Multilabel emotion classification is a hot topic in emotion analysis tasks since it represents real-life situations where the human may express a mixture of emotions in their text simultaneously. For example, the text may express happiness, love, optimism, sadness, or pessimism. Thus, building models with more than one output emotion for each input text is more beneficial. The following few paragraphs present some recent efforts in Arabic multilabel emotion classification.
Emotion mining in Arabic (EMA) [16] performed emotion and sentiment mining on Arabic tweets. First, preprocessing steps are performed by applying normalization rules adopted in [20], including diacritics or tashkeel, hamza, elongations, and non-Arabic letter removals. Then, most frequent emojis are replaced with the corresponding Arabic word using a manually created lexicon to replace each emoji. Finally, ARLSTEM [21] is used for stemming. In the feature selection stage, the author tried different features separately. However, the word embedding from AraVec proved to be the best feature. The tweet is finally classified either as neutral or as one or more of the 11 emotions (anger, disgust, anticipation, joy, love, optimism, fear, pessimism, sadness, trust, and surprise). A linear support vector classifier (SVC) achieved the best performance among all classifiers tested, with a test accuracy of 0.489.
TW-Star [22] used different preprocessing stemming (Stem), lemmatization (Lem), stop words removal, and common emoji recognition (Emo). The preprocessed tweets are classified by a binary relevance (BR) multilabel classifier using SVM with term frequency inverse document frequency (TF-IDF) features.

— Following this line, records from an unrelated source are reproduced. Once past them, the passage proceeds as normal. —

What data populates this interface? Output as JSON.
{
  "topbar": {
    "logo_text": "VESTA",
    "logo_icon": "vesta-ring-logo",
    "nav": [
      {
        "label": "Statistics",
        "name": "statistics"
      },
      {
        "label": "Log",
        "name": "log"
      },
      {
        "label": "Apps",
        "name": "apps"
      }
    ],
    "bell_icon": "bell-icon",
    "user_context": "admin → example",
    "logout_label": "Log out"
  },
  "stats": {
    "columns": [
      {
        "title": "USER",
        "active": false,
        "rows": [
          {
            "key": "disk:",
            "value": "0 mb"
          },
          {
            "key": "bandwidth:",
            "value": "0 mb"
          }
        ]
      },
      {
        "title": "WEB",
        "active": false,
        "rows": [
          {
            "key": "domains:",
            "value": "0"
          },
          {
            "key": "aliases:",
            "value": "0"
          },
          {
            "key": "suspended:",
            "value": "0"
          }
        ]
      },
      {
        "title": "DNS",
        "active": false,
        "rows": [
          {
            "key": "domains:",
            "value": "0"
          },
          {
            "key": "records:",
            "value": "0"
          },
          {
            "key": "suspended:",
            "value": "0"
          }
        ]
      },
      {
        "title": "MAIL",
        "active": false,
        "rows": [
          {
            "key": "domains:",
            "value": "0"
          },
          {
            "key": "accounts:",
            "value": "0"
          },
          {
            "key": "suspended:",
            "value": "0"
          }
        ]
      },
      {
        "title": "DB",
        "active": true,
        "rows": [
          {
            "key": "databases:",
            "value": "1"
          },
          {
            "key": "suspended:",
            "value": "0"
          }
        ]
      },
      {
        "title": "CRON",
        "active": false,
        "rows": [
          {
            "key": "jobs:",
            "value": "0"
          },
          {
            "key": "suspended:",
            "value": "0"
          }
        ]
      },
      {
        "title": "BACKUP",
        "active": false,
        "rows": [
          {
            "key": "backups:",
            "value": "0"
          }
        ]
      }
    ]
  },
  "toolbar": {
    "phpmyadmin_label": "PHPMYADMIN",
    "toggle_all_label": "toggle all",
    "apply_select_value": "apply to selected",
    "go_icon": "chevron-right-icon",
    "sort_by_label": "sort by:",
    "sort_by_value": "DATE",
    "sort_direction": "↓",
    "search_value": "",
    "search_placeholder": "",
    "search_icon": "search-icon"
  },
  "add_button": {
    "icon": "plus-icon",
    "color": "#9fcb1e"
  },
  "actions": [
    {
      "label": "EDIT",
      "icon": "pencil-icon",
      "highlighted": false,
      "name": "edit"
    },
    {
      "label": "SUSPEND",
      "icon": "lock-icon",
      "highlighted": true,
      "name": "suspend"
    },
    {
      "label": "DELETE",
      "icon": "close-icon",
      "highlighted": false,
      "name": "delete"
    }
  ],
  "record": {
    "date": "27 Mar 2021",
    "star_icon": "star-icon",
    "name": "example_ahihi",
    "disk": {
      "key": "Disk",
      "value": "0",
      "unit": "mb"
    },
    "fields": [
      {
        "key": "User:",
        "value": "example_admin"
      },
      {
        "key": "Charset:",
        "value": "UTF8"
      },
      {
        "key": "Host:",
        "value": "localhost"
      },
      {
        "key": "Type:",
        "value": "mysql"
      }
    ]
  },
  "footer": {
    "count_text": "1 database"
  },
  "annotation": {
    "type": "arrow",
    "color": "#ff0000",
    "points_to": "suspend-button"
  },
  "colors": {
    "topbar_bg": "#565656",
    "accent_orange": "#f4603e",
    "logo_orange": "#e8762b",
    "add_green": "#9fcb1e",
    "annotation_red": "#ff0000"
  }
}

Several experiments with different combinations of preprocessing achieved the best results of accuracy 0.465 by combining Emo, Stem, and Stop (Emo + Stem + Stop).

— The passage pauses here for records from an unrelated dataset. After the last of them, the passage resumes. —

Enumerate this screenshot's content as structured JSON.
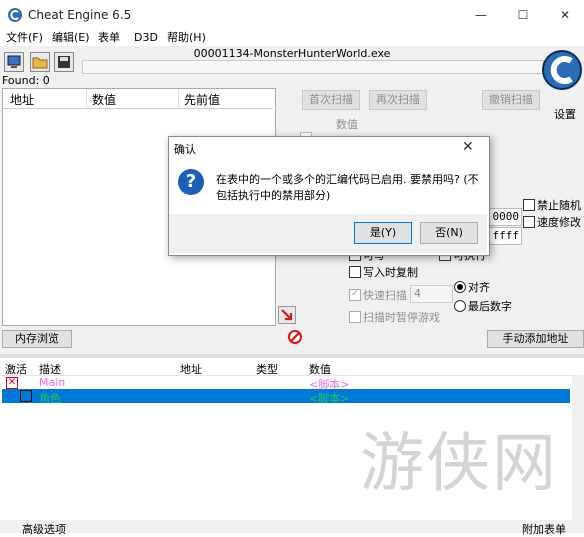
{
  "window": {
    "title": "Cheat Engine 6.5",
    "minimize": "—",
    "maximize": "☐",
    "close": "✕"
  },
  "menu": [
    "文件(F)",
    "编辑(E)",
    "表单",
    "D3D",
    "帮助(H)"
  ],
  "process": "00001134-MonsterHunterWorld.exe",
  "found": "Found: 0",
  "results_headers": [
    "地址",
    "数值",
    "先前值"
  ],
  "scan": {
    "first_scan": "首次扫描",
    "next_scan": "再次扫描",
    "undo_scan": "撤销扫描",
    "value_label": "数值",
    "settings": "设置",
    "hex_start": "0000",
    "hex_end": "ffff",
    "writable": "可写",
    "executable": "可执行",
    "copy_on_write": "写入时复制",
    "fast_scan": "快速扫描",
    "fast_scan_value": "4",
    "align": "对齐",
    "last_digits": "最后数字",
    "pause_game": "扫描时暂停游戏",
    "disable_random": "禁止随机",
    "speedhack": "速度修改"
  },
  "buttons": {
    "memory_view": "内存浏览",
    "add_address": "手动添加地址"
  },
  "table": {
    "headers": [
      "激活",
      "描述",
      "地址",
      "类型",
      "数值"
    ],
    "rows": [
      {
        "desc": "Main",
        "value": "<脚本>",
        "color": "#e86de8"
      },
      {
        "desc": "角色",
        "value": "<脚本>",
        "color": "#22c55e"
      }
    ]
  },
  "footer": {
    "advanced": "高级选项",
    "table_extras": "附加表单"
  },
  "watermark": "游侠网",
  "dialog": {
    "title": "确认",
    "message": "在表中的一个或多个的汇编代码已启用. 要禁用吗? (不包括执行中的禁用部分)",
    "yes": "是(Y)",
    "no": "否(N)"
  }
}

TeamUNNC [23] performed tokenization, white space removal, and punctuation treatment as individual words. In the second stage, word2vec embedding AraVec [18] were combined with Affective Tweets Weka-package features. Finally, the classification is implemented with a fully connected NN with three dense hidden layers and stochastic gradient descent (SGD) optimizer. The model achieved an accuracy of 0.446, exceeding the baseline model accuracy.
In [24], feature vectors were developed using the Doc2Vec model. Then, the random forest (RF) algorithm was used for classification, and Doc2Vec size varied from 10 to 1000 with an increment of 10 iterations. The number of decision trees used in the forest ranged from 10 to 150, with an increment of 10 with each iteration. The maximum tree depth in the algorithm varied from 2 to 20, with an increment of 1 with each iteration. This model achieved an accuracy of 0.25.
TeamCEN [25] Uses Globe vector representation [26] for representing the words into vectors.; it depends on word-word co-occurrence statistics. Then the presentation of the tweet is made by using aggregated sum and dimensionality reduction of the glove vectors of the words in that tweet. The classification is then done using RF and SVM.
Therefore, we developed a novel BiLSTM deep learning model for multilabel emotion classification in Arabic tweets using the same dataset as the models described above. The model performance surpassed the above models owing to the ability of LSTM networks to handle the sequential data as texts better than other machine learning and deep learning models.